The model described in this card detects one or more faces in the given image / video. Compared to the PeopleNet model, this model gives better results detecting large faces, such as faces in webcam images.
The model is based on NVIDIA DetectNet_v2 detector with ResNet18 as a feature extractor. This architecture, also known as GridBox object detection, uses bounding-box regression on a uniform grid on the input image. Gridbox system divides an input image into a grid which predicts four normalized bounding-box parameters (xc, yc, w, h) and confidence value per output class.
The raw normalized bounding-box and confidence detections needs to be post-processed by a clustering algorithm such as DBSCAN or NMS to produce final bounding-box coordinates and category labels.

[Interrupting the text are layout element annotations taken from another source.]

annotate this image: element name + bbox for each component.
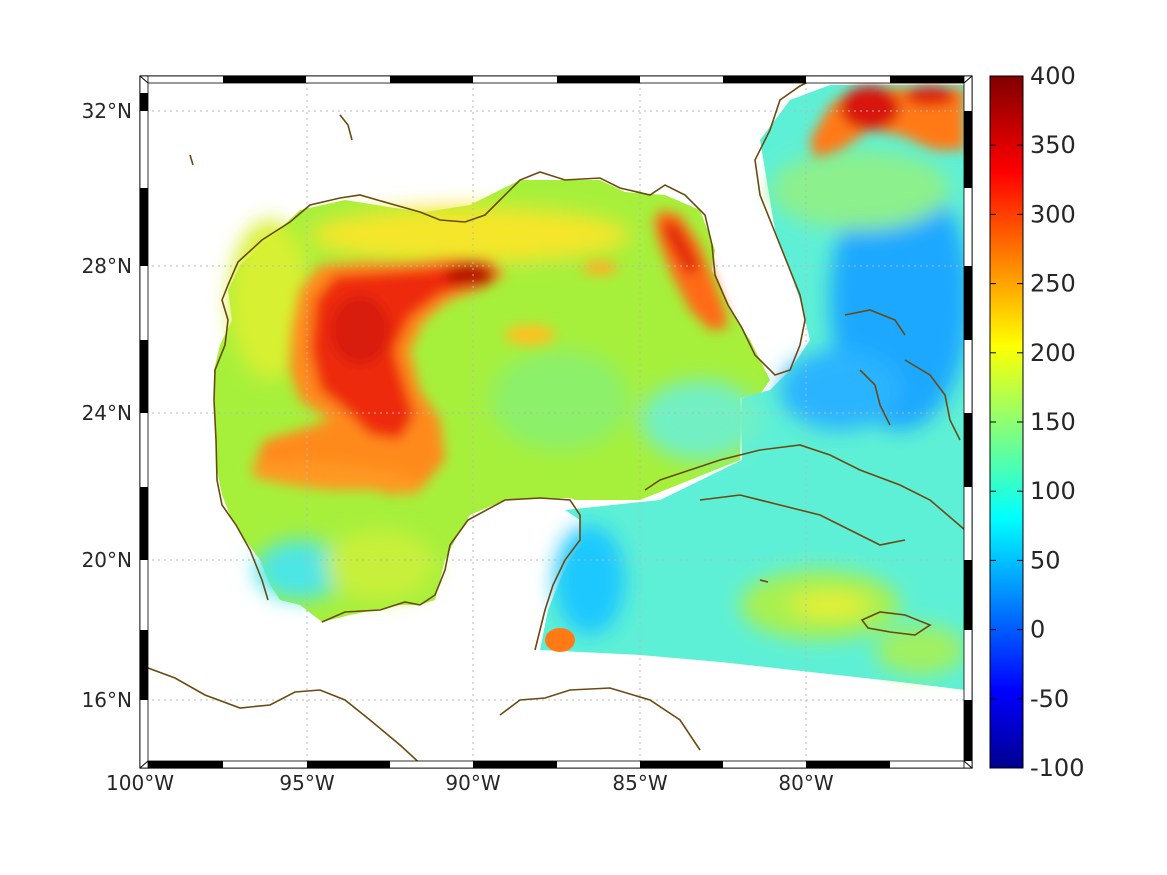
yucatan-channel-cyan bbox=[555, 525, 625, 635]
coast-jamaica bbox=[860, 611, 932, 636]
colorbar-tick-label: 300 bbox=[1030, 200, 1076, 228]
colorbar-tick-label: -50 bbox=[1030, 685, 1069, 713]
coast-tabasco bbox=[321, 601, 421, 623]
colorbar-tick-label: 400 bbox=[1030, 62, 1076, 90]
gulf-peak-darkred bbox=[445, 263, 495, 287]
colorbar-tick-label: 0 bbox=[1030, 616, 1045, 644]
x-tick-label: 90°W bbox=[445, 771, 500, 795]
y-tick-label: 32°N bbox=[82, 99, 132, 123]
atlantic-north-green bbox=[770, 150, 950, 230]
colorbar-tick-label: 100 bbox=[1030, 477, 1076, 505]
map-frame bbox=[139, 75, 973, 769]
bahamas-blue bbox=[780, 350, 900, 430]
gulf-small-eddy bbox=[505, 325, 555, 345]
colorbar-tick-label: 150 bbox=[1030, 408, 1076, 436]
x-tick-label: 85°W bbox=[612, 771, 667, 795]
coast-central-america bbox=[140, 664, 426, 768]
colorbar-tick-label: 350 bbox=[1030, 131, 1076, 159]
gulf-stream-red bbox=[840, 86, 900, 130]
coast-islands-small bbox=[189, 114, 769, 583]
coastlines bbox=[140, 76, 966, 768]
gulf-west-yellow bbox=[230, 220, 310, 380]
x-tick-label: 100°W bbox=[106, 771, 174, 795]
colorbar-tick-label: 50 bbox=[1030, 546, 1061, 574]
honduras-eddy bbox=[545, 628, 575, 652]
gulf-south-green bbox=[325, 530, 435, 600]
map-area: 100°W 95°W 90°W 85°W 80°W 16°N 20°N 24°N… bbox=[82, 75, 973, 795]
gulf-stream-red2 bbox=[905, 86, 955, 106]
coast-honduras bbox=[499, 687, 701, 751]
x-tick-label: 95°W bbox=[279, 771, 334, 795]
colorbar-tick-label: -100 bbox=[1030, 754, 1084, 782]
y-tick-label: 16°N bbox=[82, 688, 132, 712]
gulf-east-cyan bbox=[640, 380, 760, 460]
gulf-core-red2 bbox=[330, 295, 390, 365]
gulf-southwest-cyan bbox=[255, 540, 345, 600]
gulf-center-green bbox=[490, 350, 630, 450]
y-tick-label: 20°N bbox=[82, 548, 132, 572]
caribbean-east-green bbox=[875, 625, 965, 675]
florida-eddy-core bbox=[664, 220, 700, 275]
colorbar-ticks: 400 350 300 250 200 150 100 50 0 -50 -100 bbox=[990, 62, 1084, 782]
coast-mexico-us bbox=[213, 76, 821, 601]
gulf-small-eddy2 bbox=[582, 261, 618, 275]
y-tick-labels: 16°N 20°N 24°N 28°N 32°N bbox=[82, 99, 132, 712]
coast-bahamas bbox=[844, 309, 961, 441]
colorbar-tick-label: 200 bbox=[1030, 339, 1076, 367]
x-tick-label: 80°W bbox=[778, 771, 833, 795]
data-field bbox=[140, 76, 972, 768]
coast-yucatan bbox=[419, 497, 581, 651]
gulf-south-band-orange bbox=[250, 460, 420, 495]
colorbar: 400 350 300 250 200 150 100 50 0 -50 -100 bbox=[989, 62, 1084, 782]
coast-cuba bbox=[644, 444, 966, 546]
colorbar-tick-label: 250 bbox=[1030, 270, 1076, 298]
gulf-north-yellow bbox=[310, 207, 630, 263]
y-tick-label: 24°N bbox=[82, 401, 132, 425]
x-tick-labels: 100°W 95°W 90°W 85°W 80°W bbox=[106, 771, 834, 795]
caribbean-yellow bbox=[790, 593, 870, 617]
y-tick-label: 28°N bbox=[82, 254, 132, 278]
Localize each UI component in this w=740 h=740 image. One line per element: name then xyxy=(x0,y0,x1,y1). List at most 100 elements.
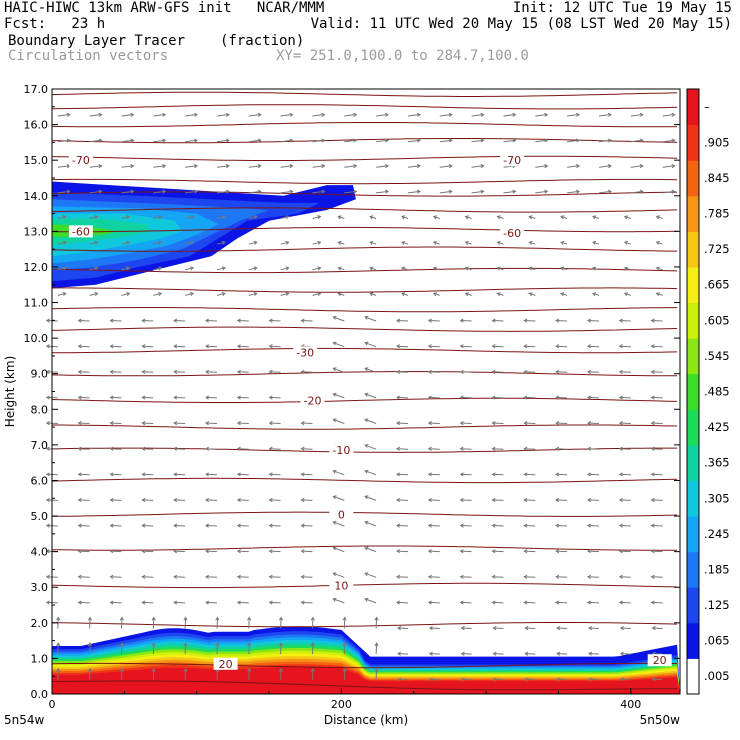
circulation-vector xyxy=(333,572,345,578)
circulation-vector-head xyxy=(523,472,528,477)
circulation-vector xyxy=(89,617,91,629)
circulation-vector-head xyxy=(268,549,273,554)
circulation-vector-head xyxy=(193,189,199,194)
theta-contour-line xyxy=(51,91,678,97)
circulation-vector-head xyxy=(300,549,305,554)
circulation-vector-head xyxy=(397,651,402,656)
circulation-vector-head xyxy=(236,497,241,503)
circulation-vector xyxy=(396,422,409,424)
circulation-vector xyxy=(301,550,313,553)
circulation-vector-head xyxy=(416,112,422,117)
circulation-vector xyxy=(619,499,631,501)
circulation-vector xyxy=(556,448,568,450)
circulation-vector xyxy=(567,165,580,168)
circulation-vector xyxy=(57,267,66,271)
colorbar-label: .365 xyxy=(704,456,730,470)
circulation-vector-head xyxy=(655,215,660,220)
circulation-vector xyxy=(465,292,472,296)
circulation-vector-head xyxy=(619,626,624,631)
circulation-vector xyxy=(428,448,440,450)
circulation-vector xyxy=(524,525,536,527)
circulation-vector-head xyxy=(141,472,146,477)
circulation-vector xyxy=(205,601,218,604)
contour-label: -60 xyxy=(503,227,521,240)
circulation-vector-head xyxy=(332,572,337,577)
circulation-vector-head xyxy=(555,574,560,579)
circulation-vector-head xyxy=(491,395,496,400)
circulation-vector xyxy=(248,241,257,245)
circulation-vector-head xyxy=(268,574,273,579)
circulation-vector-head xyxy=(300,574,305,579)
circulation-vector-head xyxy=(364,341,369,346)
circulation-vector-head xyxy=(459,523,464,528)
y-tick-label: 17.0 xyxy=(24,83,49,96)
circulation-vector-head xyxy=(321,138,326,143)
circulation-vector xyxy=(78,422,90,424)
circulation-vector xyxy=(174,422,186,424)
theta-contour-line xyxy=(51,662,678,669)
circulation-vector-head xyxy=(459,472,464,477)
circulation-vector xyxy=(142,345,154,348)
circulation-vector-head xyxy=(397,677,402,682)
circulation-vector-head xyxy=(427,344,432,349)
circulation-vector xyxy=(364,367,377,373)
circulation-vector xyxy=(567,190,580,194)
circulation-vector xyxy=(205,499,218,501)
circulation-vector-head xyxy=(587,523,592,528)
circulation-vector xyxy=(556,422,568,424)
left-corner-label: 5n54w xyxy=(4,713,45,727)
circulation-vector-head xyxy=(268,472,273,477)
circulation-vector-head xyxy=(619,677,624,682)
circulation-vector-head xyxy=(300,497,305,503)
circulation-vector xyxy=(460,473,472,476)
circulation-vector xyxy=(205,448,218,450)
circulation-vector-head xyxy=(496,241,501,245)
circulation-vector-head xyxy=(173,574,178,579)
circulation-vector xyxy=(57,139,70,143)
y-tick-label: 13.0 xyxy=(24,225,49,238)
circulation-vector xyxy=(656,267,663,271)
circulation-vector xyxy=(369,216,377,219)
circulation-vector xyxy=(312,114,325,117)
circulation-vector xyxy=(312,165,325,168)
circulation-vector xyxy=(375,617,378,629)
circulation-vector xyxy=(110,396,122,399)
circulation-vector-head xyxy=(364,572,369,577)
circulation-vector xyxy=(492,525,504,527)
circulation-vector xyxy=(184,643,187,655)
circulation-vector-head xyxy=(130,112,135,117)
circulation-vector-head xyxy=(45,574,50,579)
circulation-vector xyxy=(497,216,504,219)
circulation-vector xyxy=(152,668,155,680)
circulation-vector xyxy=(556,320,568,322)
circulation-vector-head xyxy=(173,549,178,554)
circulation-vector-head xyxy=(523,369,528,375)
circulation-vector xyxy=(652,678,663,681)
circulation-vector-head xyxy=(427,318,432,323)
circulation-vector-head xyxy=(183,642,188,647)
circulation-vector-head xyxy=(459,574,464,579)
circulation-vector xyxy=(152,643,155,655)
contour-label-bg xyxy=(647,654,672,667)
circulation-vector-head xyxy=(491,318,496,323)
circulation-vector-head xyxy=(555,344,560,349)
field-name: Boundary Layer Tracer xyxy=(8,33,186,49)
circulation-vector xyxy=(652,627,663,629)
circulation-vector xyxy=(269,422,281,424)
circulation-vector-head xyxy=(364,444,369,448)
circulation-vector-head xyxy=(278,616,284,621)
colorbar-swatch xyxy=(687,409,699,446)
circulation-vector-head xyxy=(592,266,597,271)
y-tick-label: 5.0 xyxy=(31,510,49,523)
circulation-vector-head xyxy=(158,215,163,220)
circulation-vector xyxy=(333,521,345,527)
circulation-vector-head xyxy=(205,549,210,554)
circulation-vector xyxy=(529,216,536,219)
colorbar-swatch xyxy=(687,302,699,339)
circulation-vector-head xyxy=(639,112,644,117)
circulation-vector xyxy=(396,473,409,476)
vector-name: Circulation vectors xyxy=(8,48,169,64)
circulation-vector xyxy=(333,316,345,322)
circulation-vector-head xyxy=(480,189,485,194)
circulation-vector xyxy=(624,241,631,245)
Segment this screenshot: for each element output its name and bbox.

The training algorithm optimizes the network to minimize the localization and confidence loss for the objects. The training is carried out in two phases. This model was trained using the DetectNet_v2 training app in TLT v3.0. In the first phase, the network is trained with regularization to facilitate pruning. Following the first phase, we prune the network removing channels whose kernel norms are below the pruning threshold. In the second phase the pruned network is retrained. Regularization is not included during the second phase.
Primary use case for this model is to detect faces from an IR (infrared) camera. The model can be used to detect faces from photos and videos by using appropriate video or image decoding and pre-processing. As a secondary use case the model can also be used to detect faces in RGB (color) images. However, this is not the main intended use for this model.
The datasheet for the model is captured in it’s model card hosted at NGC.